Reproductive efficiency of entomopathogenic nematodes as scavengers. Are they able to fight for insect's cadavers?

Entomopathogenic nematodes (EPNs) and their bacterial partners are well-studied insect pathogens, and their persistence in soils is one of the key parameters for successful use as biological control agents in agroecosystems. Free-living bacteriophagous nematodes (FLBNs) in the genus Oscheius, often found in soils, can interfere in EPN reproduction when exposed to live insect larvae. Both groups of nematodes can act as facultative scavengers as a survival strategy. Our hypothesis was that EPNs will reproduce in insect cadavers under FLBN presence, but their reproductive capacity will be severely limited when competing with other scavengers for the same niche. We explored the outcome of EPN - Oscheius interaction by using freeze-killed larvae of Galleria mellonella. The differential reproduction ability of two EPN species (Steinernema kraussei and Heterorhabditis megidis), single applied or combined with two FLBNs (Oscheius onirici or Oscheius tipulae), was evaluated under two different infective juvenile (IJ) pressure: low (3IJs/host) and high (20IJs/host). EPNs were able to reproduce in insect cadavers even in the presence of potential scavenger competitors, although EPN progeny was lower than that recorded in live larvae.
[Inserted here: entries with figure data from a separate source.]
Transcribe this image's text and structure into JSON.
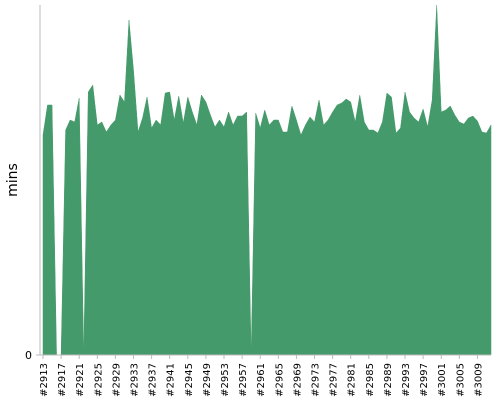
{
  "chart_data": {
    "type": "area",
    "ylabel": "mins",
    "color": "#459a6b",
    "categories": [
      "#2913",
      null,
      null,
      null,
      "#2917",
      null,
      null,
      null,
      "#2921",
      null,
      null,
      null,
      "#2925",
      null,
      null,
      null,
      "#2929",
      null,
      null,
      null,
      "#2933",
      null,
      null,
      null,
      "#2937",
      null,
      null,
      null,
      "#2941",
      null,
      null,
      null,
      "#2945",
      null,
      null,
      null,
      "#2949",
      null,
      null,
      null,
      "#2953",
      null,
      null,
      null,
      "#2957",
      null,
      null,
      null,
      "#2961",
      null,
      null,
      null,
      "#2965",
      null,
      null,
      null,
      "#2969",
      null,
      null,
      null,
      "#2973",
      null,
      null,
      null,
      "#2977",
      null,
      null,
      null,
      "#2981",
      null,
      null,
      null,
      "#2985",
      null,
      null,
      null,
      "#2989",
      null,
      null,
      null,
      "#2993",
      null,
      null,
      null,
      "#2997",
      null,
      null,
      null,
      "#3001",
      null,
      null,
      null,
      "#3005",
      null,
      null,
      null,
      "#3009",
      null,
      null,
      null
    ],
    "values": [
      22,
      25,
      25,
      0,
      0,
      22.5,
      23.5,
      23.3,
      25.7,
      0,
      26.3,
      27,
      23,
      23.3,
      22.3,
      23,
      23.5,
      26,
      25.3,
      33.5,
      28.5,
      22.3,
      23.7,
      25.8,
      22.7,
      23.5,
      23,
      26.2,
      26.3,
      23.5,
      25.9,
      23.2,
      25.8,
      24.3,
      23,
      26,
      25.3,
      24,
      22.8,
      23.5,
      22.8,
      24.3,
      23,
      23.9,
      23.9,
      24.3,
      0,
      24.2,
      22.7,
      24.5,
      23,
      23.5,
      23.5,
      22.3,
      22.3,
      24.9,
      23.5,
      22,
      23,
      23.8,
      23.3,
      25.5,
      23,
      23.5,
      24.3,
      25,
      25.2,
      25.6,
      25.3,
      23.3,
      26,
      23.3,
      22.5,
      22.5,
      22.2,
      23.3,
      26.2,
      25.8,
      22.2,
      22.7,
      26.3,
      24.3,
      23.7,
      23.3,
      24.6,
      22.8,
      25.5,
      35,
      24.3,
      24.5,
      24.9,
      24,
      23.3,
      23.1,
      23.7,
      23.9,
      23.4,
      22.3,
      22.2,
      23
    ],
    "ylim": [
      0,
      35
    ],
    "yticks": [
      0
    ]
  }
}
Hence, when a highly susceptible host is available, exploiting cadavers by EPN might limit the adaptive advantage conferred by the bacteria partner, and might result in an important trade-off on long-term persistence. Contrary to our hypothesis, for most of the combinations, there were not evidences of competitive relationship between both groups of nematodes in freeze-killed larvae, probably because their interactions are subject to interference by the microbial growth inside the dead host. Indeed, evidences of possible beneficial effect of FLBN presence were observed in certain EPN-FLBN treatments compared with single EPN exposure, highlighting the species-specific and context dependency of these multitrophic interactions occurring in the soil.